Otra vez en la sala de espera. 2:27 p.m. La recepcionista llama por teléfono a un detective para que tome mi caso, pero éste se niega aduciendo que el robo fue por la mañana y yo hasta esta hora ponía la denuncia. En ese momento sentí que mordí una cuchara de metal y me dio una rabia negra. Al fin accedió después de contarle que estaba desde las 11 en la delegación, y pasé hacia el fondo de la delegación, donde me recibió. Me dijo su nombre: Byron Castro, y me interrogó con las mismas preguntas.

Fue amable, y mucho más cuando le dije que iba a escribir un artículo denunciando, esta vez, la burocracia policial.

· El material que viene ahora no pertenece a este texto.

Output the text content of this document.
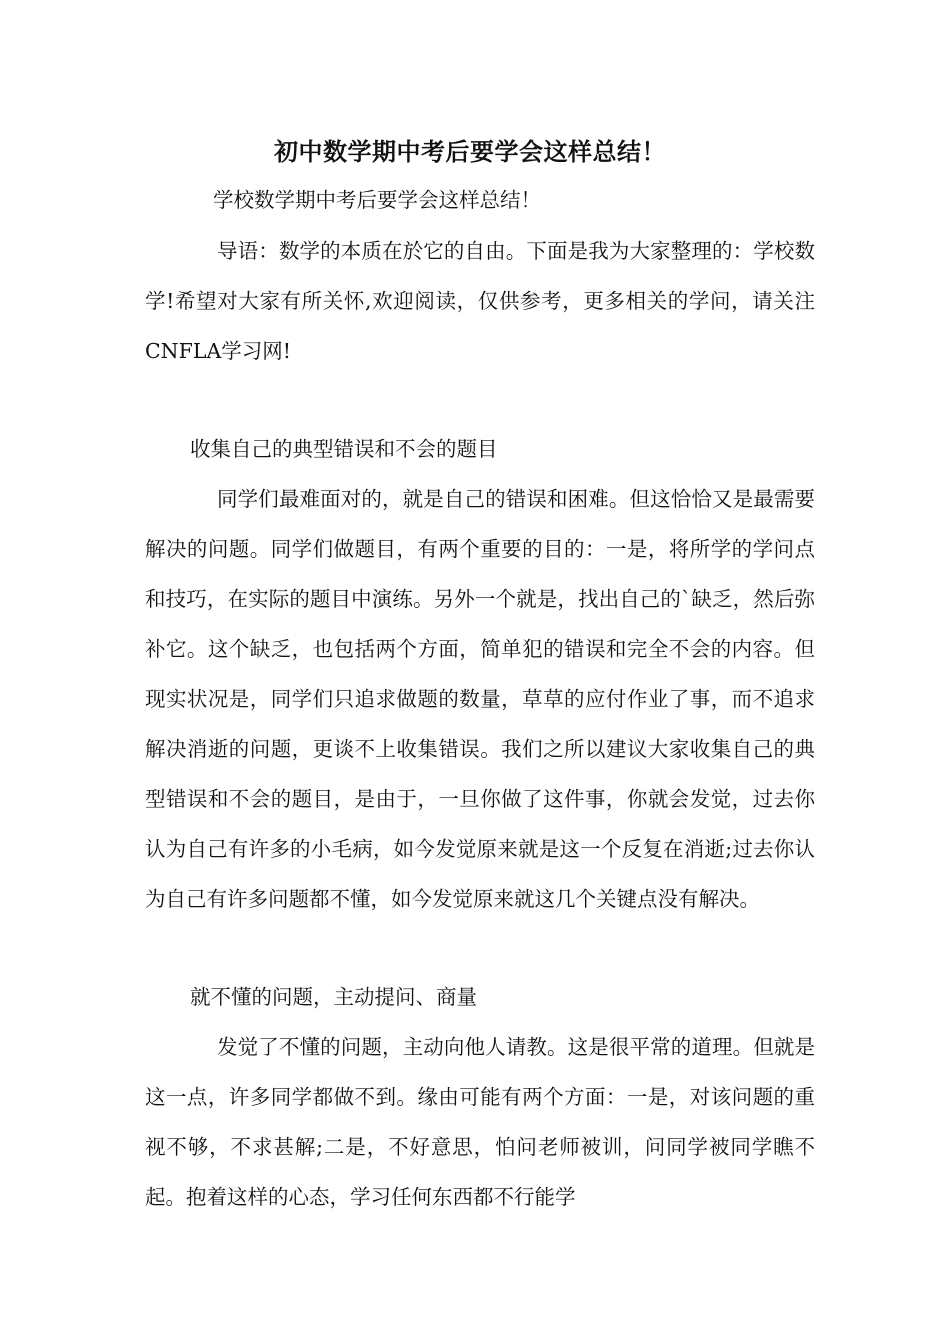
初中数学期中考后要学会这样总结！

学校数学期中考后要学会这样总结！

导语：数学的本质在於它的自由。下面是我为大家整理的：学校数学!希望对大家有所关怀,欢迎阅读，仅供参考，更多相关的学问，请关注CNFLA学习网!

收集自己的典型错误和不会的题目

同学们最难面对的，就是自己的错误和困难。但这恰恰又是最需要解决的问题。同学们做题目，有两个重要的目的：一是，将所学的学问点和技巧，在实际的题目中演练。另外一个就是，找出自己的`缺乏，然后弥补它。这个缺乏，也包括两个方面，简单犯的错误和完全不会的内容。但现实状况是，同学们只追求做题的数量，草草的应付作业了事，而不追求解决消逝的问题，更谈不上收集错误。我们之所以建议大家收集自己的典型错误和不会的题目，是由于，一旦你做了这件事，你就会发觉，过去你认为自己有许多的小毛病，如今发觉原来就是这一个反复在消逝;过去你认为自己有许多问题都不懂，如今发觉原来就这几个关键点没有解决。

就不懂的问题，主动提问、商量

发觉了不懂的问题，主动向他人请教。这是很平常的道理。但就是这一点，许多同学都做不到。缘由可能有两个方面：一是，对该问题的重视不够，不求甚解;二是，不好意思，怕问老师被训，问同学被同学瞧不起。抱着这样的心态，学习任何东西都不行能学
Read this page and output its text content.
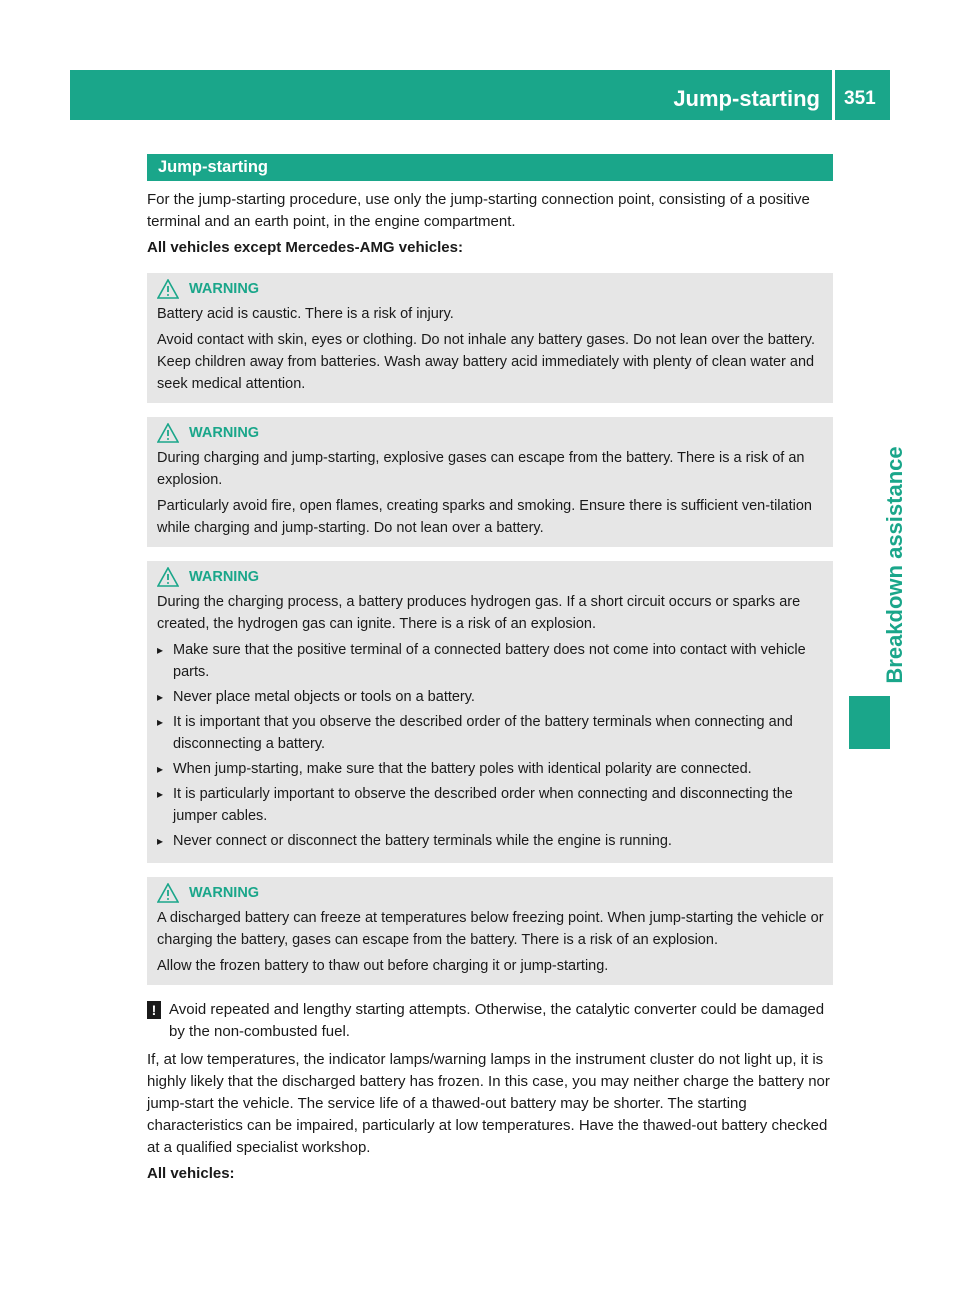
Jump-starting 351
Breakdown assistance
Jump-starting

For the jump-starting procedure, use only the jump-starting connection point, consisting of a positive terminal and an earth point, in the engine compartment.

All vehicles except Mercedes-AMG vehicles:

WARNING

Battery acid is caustic. There is a risk of injury.

Avoid contact with skin, eyes or clothing. Do not inhale any battery gases. Do not lean over the battery. Keep children away from batteries. Wash away battery acid immediately with plenty of clean water and seek medical attention.

WARNING

During charging and jump-starting, explosive gases can escape from the battery. There is a risk of an explosion.

Particularly avoid fire, open flames, creating sparks and smoking. Ensure there is sufficient ven-tilation while charging and jump-starting. Do not lean over a battery.

WARNING

During the charging process, a battery produces hydrogen gas. If a short circuit occurs or sparks are created, the hydrogen gas can ignite. There is a risk of an explosion.

▸ Make sure that the positive terminal of a connected battery does not come into contact with vehicle parts.
▸ Never place metal objects or tools on a battery.
▸ It is important that you observe the described order of the battery terminals when connecting and disconnecting a battery.
▸ When jump-starting, make sure that the battery poles with identical polarity are connected.
▸ It is particularly important to observe the described order when connecting and disconnecting the jumper cables.
▸ Never connect or disconnect the battery terminals while the engine is running.
WARNING

A discharged battery can freeze at temperatures below freezing point. When jump-starting the vehicle or charging the battery, gases can escape from the battery. There is a risk of an explosion.

Allow the frozen battery to thaw out before charging it or jump-starting.

! Avoid repeated and lengthy starting attempts. Otherwise, the catalytic converter could be damaged by the non-combusted fuel.

If, at low temperatures, the indicator lamps/warning lamps in the instrument cluster do not light up, it is highly likely that the discharged battery has frozen. In this case, you may neither charge the battery nor jump-start the vehicle. The service life of a thawed-out battery may be shorter. The starting characteristics can be impaired, particularly at low temperatures. Have the thawed-out battery checked at a qualified specialist workshop.

All vehicles:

Me llevó donde el supervisor de turno, que para sorpresa era el que había prometido al anciano llegar a su casa por su denuncia. Se apellida Paguaga. Tomó nota de lo que le dije y luego me acompañó a la puerta. “Se le va a llamar cuando se sepa algo”, aseveró. Eso fue todo. Salí de esas instalaciones a las 3:30 de la tarde.

El episodio me recordó una entrevista que hice, casi diez años atrás, en la Mesa Redonda del Radionoticiero Sucesos, junto a José Esteban Quezada (Balín), mi antiguo mentor. Fue a la entonces directora de la Policía de Managua. Esa vez le inquiríamos, además de los temas de corrupción policial, sobre las quejas de la población por los malos tratos que recibían de los oficiales, incluso cuando se personaban a denunciar un delito. Ella tomó apuntes, contestó que investigaría y prometió terminar con esos abusos.

Hoy, casi diez años después se siguen cometiendo los mismos atropellos. Ah, y la llamada que me prometieron hace un mes la sigo esperando. ¿Puedo, entonces, generalizar que esto sucede en todas las estaciones policiales?... ¿Sirve de algo denunciar un delito?